Встречаться со мною и нощно и денно
Здесь может одна только женщина гор.
Насквозь она видит меня без рентгена.
Ей ведом триумф мой и ведом позор!
Ношу я на сердце достойные шрамы,
Его никому не сдавая в наем,
И может подробнее кардиограммы
Она вам поведать о сердце моем.
И, кроме нее, приходящих извне,
Прошу, никого не впускайте ко мне.
* * *
Царицей прослыв в государстве Любви,
Столетье двадцатое ты не гневи!
Монархия - песенка спетая.
Отрекшись от трона, сама объяви
Республикой ты государство Любви,
Монархия - песенка спетая!
Подобно колонии был я тобой
Легко завоеван в дали голубой,
Но к воле путь знают колонии...
- Ах, милый бунтарь, в государстве Любви
Отречься от власти меня не зови,
Когда ты сторонник гармонии.
Уйду - станешь тем озадачен,
Что женщиной снова захвачен.
* * *
С головою повинною я
Обращаюсь к тебе, моей милой!
Не гневись, мой Верховный судья,
Пощади, сделай милость, помилуй!
Если правишь ты праведный суд,
То припомни обычай Востока.
Он о том говорит не без прока,
Что повинных голов не секут.
Не впервые тобой я судим
За проступок, что; признан греховным.
Ты Судьей моим стала Верховным,
Кто ж защитником будет моим?
Может, ты, мой Верховный судья,
Станешь им, доброты не тая?
* * *
На пенсию выходят ветераны,
Заслуги их, и подвиги, и раны
Забыть годам грядущим не дано.
А чем заняться этим людям старым
Прильнув к перу, предаться мемуарам,
Иль по соседним разбрестись бульварам
Затем, чтобы сражаться в домино?
Для поздних лет не все тропинки торны,
Зато любви все возрасты покорны,
Ее кавказский пленник я по гроб.
В отставку?
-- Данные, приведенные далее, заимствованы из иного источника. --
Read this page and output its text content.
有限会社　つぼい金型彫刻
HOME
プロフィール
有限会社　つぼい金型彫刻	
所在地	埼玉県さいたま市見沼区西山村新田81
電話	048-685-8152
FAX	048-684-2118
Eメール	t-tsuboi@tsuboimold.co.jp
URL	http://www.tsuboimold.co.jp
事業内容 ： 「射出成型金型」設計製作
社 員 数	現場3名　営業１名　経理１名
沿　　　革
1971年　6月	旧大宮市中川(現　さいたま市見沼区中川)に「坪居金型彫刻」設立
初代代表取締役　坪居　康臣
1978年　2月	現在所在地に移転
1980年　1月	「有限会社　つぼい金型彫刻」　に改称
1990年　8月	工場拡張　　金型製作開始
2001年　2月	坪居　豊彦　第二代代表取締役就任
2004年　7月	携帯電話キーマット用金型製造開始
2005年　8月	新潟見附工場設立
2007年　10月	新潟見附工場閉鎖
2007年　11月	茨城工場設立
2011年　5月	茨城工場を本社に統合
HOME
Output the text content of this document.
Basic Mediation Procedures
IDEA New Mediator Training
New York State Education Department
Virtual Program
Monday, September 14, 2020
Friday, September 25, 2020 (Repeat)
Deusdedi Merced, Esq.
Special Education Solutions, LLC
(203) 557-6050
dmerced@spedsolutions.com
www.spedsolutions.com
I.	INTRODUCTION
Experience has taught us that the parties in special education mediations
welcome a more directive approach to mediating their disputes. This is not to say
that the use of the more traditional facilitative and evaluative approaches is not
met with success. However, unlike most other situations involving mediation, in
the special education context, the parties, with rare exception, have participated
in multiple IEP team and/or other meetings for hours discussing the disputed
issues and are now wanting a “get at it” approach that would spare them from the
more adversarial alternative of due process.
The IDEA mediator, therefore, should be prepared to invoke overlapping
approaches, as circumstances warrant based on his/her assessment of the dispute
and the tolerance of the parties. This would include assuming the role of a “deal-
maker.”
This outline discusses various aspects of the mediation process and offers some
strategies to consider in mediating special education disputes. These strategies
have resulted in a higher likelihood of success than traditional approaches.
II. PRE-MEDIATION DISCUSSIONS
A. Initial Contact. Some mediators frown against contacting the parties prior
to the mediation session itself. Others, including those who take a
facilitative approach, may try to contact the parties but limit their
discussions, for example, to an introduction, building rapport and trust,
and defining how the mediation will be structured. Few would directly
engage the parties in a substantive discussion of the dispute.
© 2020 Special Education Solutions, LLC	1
Нет! Милы мне женщин чары.
Они мои давнишние сардары,
Пишу стихи о них, а мемуары
Писать не стану - лучше пуля в лоб!
* * *
Войны, раны и недуги
Угрожают мне давно:
- Ни в какой от нас кольчуге
Не спасешься все равно.
В грудь мне целит быстротечный
День, как кровник на скаку:
- Для чего, поэт беспечный,
Пел любовь ты на веку?
Но всему познавший цену,
На снегу взрастив вербену,
Утверждаю вновь и вновь:
- Сможет войны, ложь, измену
И седых столетий смену
Пережить моя любовь!
* * *
В Дербенте виноградари гуляли
И возносилась древняя лоза,
И предо мной, зеленые, мерцали
Твои, как виноградины, глаза.
В Японии попал я ненароком
На праздник вишни. И твои уста,
С вишневым породнившиеся соком,
Припоминал в разлуке неспроста.
На праздник роз меня позвав, болгары
С вином багряным сдвинули бокалы,
Но догадаться не были вольны,
Что вспоминал я, их веселью вторя,
Как на заре выходишь ты из моря
По розовому кружеву волны.
* * *
В прядильне неба женщины соткали,
Земным веленьем пашни и нови,
Из радости, надежды и печали
Полотнище для знамени Любви.
И с той поры, как вздыбленностью суши,
Кавказ мой предвосхитил взлет ракет,
Не это ль знамя осеняет души
И отражает их небесный свет?
Сердечных мук, друзья, не опасайтесь,
Чтоб в пору вьюг вам пели соловьи.
И женщинам, ликуя, поклоняйтесь,
Храня подобье Африки в крови...
"Влюбленные всех стран, соединяйтесь!"
Я начертал на знамени Любви!
* * *
Твоя сказала мама:
Посмотрим, ухажер,
Дубовый пень ли сможешь
В дрова ты превратить?
Был пень железным, как топор,
А сам топор, как пень, остер.
Но смог, в тебя влюбленный, очаг я растопить.
Жизнь подает порою топор мне до сих пор!
- Вот пень! Руби, приятель!
Огонь почти угас!
А пень железный, как топор,
А сам топор, как пень, остер,
Но вновь я заставляю огонь пуститься в пляс.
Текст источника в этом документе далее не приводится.